Aan de Voorzitter van de Tweede Kamer der Staten-Generaal
Den Haag, 12 oktober 2016
Hierbij doe ik u de heden door mij ondertekende Startbeslissing voor het project A67
Leenderheide – Zaarderheiken toekomen1.
Het project is onderdeel van het Programma Bereikbaarheid Zuid-Nederland (Kamerstuk 34 300 A, nr. 16) (inmiddels met de benaming «Smartwayz.nl»), waarmee u in november 2015 instemde.
De A67 is de internationale doorvoerroute van Antwerpen en Rotterdam naar het Roergebied
en is ook van regionaal en lokaal belang voor de regio’s Eindhoven (Brainport) en
Venlo (Greenport). Er is op de route uitzonderlijk veel vrachtverkeer. Op de weg doen
zich, met name in het westelijke deel tussen Eindhoven en Asten, ook doorstromingsproblemen
voor. Tenslotte wordt de weg door velen ook als onveilig ervaren.

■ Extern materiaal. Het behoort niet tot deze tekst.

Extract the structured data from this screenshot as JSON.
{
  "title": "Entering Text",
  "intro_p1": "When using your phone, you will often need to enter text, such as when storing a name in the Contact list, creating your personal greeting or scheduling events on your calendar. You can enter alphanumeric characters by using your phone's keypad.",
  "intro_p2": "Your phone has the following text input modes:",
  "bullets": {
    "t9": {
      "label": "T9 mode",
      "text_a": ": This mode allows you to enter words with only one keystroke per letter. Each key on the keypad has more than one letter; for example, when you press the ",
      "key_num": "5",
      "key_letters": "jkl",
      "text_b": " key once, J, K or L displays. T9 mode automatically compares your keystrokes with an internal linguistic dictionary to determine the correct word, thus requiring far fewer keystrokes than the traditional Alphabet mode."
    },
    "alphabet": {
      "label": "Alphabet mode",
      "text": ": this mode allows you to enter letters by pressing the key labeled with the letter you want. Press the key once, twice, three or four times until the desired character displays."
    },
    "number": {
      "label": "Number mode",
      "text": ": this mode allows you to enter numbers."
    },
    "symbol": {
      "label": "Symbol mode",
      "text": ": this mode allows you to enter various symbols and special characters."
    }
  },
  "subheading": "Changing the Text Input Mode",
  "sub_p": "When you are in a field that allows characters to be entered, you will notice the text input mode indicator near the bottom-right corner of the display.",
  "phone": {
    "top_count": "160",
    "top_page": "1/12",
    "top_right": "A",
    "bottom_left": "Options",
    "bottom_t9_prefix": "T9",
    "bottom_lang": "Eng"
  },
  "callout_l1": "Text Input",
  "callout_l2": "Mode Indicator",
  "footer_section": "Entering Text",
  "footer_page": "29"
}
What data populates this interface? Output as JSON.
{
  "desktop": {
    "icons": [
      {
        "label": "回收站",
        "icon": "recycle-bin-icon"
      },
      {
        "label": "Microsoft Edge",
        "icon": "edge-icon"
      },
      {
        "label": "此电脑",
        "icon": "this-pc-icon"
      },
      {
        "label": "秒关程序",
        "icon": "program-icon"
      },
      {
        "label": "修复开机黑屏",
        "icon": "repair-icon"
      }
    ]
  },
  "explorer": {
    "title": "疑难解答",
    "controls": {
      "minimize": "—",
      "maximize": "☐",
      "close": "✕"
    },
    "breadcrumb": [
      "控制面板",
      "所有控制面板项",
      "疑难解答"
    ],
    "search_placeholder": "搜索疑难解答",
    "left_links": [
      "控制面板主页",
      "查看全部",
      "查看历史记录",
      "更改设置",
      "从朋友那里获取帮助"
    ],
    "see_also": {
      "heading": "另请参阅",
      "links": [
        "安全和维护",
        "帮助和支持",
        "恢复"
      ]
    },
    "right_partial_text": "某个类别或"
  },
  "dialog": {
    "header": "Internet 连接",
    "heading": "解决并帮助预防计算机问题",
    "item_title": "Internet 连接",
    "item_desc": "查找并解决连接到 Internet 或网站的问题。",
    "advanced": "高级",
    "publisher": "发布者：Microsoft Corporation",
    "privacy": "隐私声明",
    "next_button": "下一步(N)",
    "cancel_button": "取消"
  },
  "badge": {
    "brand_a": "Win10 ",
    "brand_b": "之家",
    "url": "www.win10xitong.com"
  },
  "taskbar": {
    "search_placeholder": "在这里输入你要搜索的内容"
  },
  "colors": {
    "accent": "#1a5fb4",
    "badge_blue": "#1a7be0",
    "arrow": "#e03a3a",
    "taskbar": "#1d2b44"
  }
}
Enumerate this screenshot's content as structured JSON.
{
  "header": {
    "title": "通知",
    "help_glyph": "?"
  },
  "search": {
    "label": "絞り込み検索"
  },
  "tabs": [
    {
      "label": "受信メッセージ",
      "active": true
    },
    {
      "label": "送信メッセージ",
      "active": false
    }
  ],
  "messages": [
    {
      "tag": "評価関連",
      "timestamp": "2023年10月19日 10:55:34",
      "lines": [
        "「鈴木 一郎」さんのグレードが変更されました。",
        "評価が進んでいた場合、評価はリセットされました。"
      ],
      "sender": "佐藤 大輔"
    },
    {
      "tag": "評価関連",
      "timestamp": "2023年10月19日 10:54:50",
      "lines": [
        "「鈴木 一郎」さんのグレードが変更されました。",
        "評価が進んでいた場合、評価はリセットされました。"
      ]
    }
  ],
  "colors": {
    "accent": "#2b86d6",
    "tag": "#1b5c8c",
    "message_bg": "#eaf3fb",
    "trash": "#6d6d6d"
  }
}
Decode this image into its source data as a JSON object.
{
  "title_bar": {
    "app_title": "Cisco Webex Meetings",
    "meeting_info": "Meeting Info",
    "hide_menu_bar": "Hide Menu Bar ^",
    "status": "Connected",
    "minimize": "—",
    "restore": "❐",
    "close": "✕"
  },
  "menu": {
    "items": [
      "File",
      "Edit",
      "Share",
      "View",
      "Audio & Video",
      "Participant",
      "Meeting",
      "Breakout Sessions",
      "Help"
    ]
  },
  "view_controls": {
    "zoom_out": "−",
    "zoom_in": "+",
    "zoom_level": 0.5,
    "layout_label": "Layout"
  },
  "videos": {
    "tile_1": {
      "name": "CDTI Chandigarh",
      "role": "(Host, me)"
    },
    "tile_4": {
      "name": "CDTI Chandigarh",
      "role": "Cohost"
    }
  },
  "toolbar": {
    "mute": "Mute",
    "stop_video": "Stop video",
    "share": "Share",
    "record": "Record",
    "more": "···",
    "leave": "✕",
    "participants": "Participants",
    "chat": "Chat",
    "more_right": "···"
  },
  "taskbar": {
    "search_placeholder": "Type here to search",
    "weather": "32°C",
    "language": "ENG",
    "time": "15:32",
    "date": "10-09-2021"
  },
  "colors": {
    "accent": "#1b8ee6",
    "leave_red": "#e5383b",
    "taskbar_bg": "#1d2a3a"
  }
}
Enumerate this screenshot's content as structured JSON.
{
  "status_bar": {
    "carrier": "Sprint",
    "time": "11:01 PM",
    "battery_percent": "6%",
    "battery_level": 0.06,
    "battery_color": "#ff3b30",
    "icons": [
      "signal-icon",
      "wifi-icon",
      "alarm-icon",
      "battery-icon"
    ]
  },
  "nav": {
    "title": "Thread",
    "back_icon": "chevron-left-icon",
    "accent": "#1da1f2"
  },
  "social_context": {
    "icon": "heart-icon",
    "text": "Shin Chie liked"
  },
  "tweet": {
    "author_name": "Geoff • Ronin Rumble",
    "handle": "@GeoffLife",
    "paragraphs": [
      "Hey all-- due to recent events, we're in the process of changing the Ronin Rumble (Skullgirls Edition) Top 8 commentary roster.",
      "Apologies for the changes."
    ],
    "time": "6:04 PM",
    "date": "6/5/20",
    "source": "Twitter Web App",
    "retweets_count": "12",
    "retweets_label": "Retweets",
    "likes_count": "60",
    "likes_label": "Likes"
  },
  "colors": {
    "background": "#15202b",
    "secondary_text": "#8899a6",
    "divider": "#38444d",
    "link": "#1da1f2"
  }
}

Ik heb met de regio in het Bestuurlijk Overleg MIRT in 2015 afgesproken dat ik in
2016 een Startbeslissing neem voor de A67 tussen Leenderheide en Zaarderheiken. Daar
geef ik nu uitvoering aan. Uitgangspunt voor het project is volgens afspraak: «Smart
Mobility waar mogelijk en capaciteitsvergroting waar nodig». Prioriteit voor maatregelen
ligt op het traject Leenderheide-Asten.
Tijdens de verkenning zal ik – op advies van de Programmaraad van «Smartwayz.nl» en
in samenspraak met de regio – bezien of de afgesproken volgtijdelijkheid van de aanpak
van de A67 (namelijk na de aanpak van de A58 Tilburg-Eindhoven) de meest logische
is.
Voor het project is € 208 miljoen beschikbaar, waarvan € 55 miljoen afkomstig van
de provincie Noord-Brabant, € 3 miljoen van de provincie Limburg en € 150 miljoen
van het Rijk. Dit budget kan mogelijk nog aangevuld worden met een bedrag uit het
generieke budget van € 59 miljoen, beschikbaar in het Programma voor Smart Mobility-maatregelen.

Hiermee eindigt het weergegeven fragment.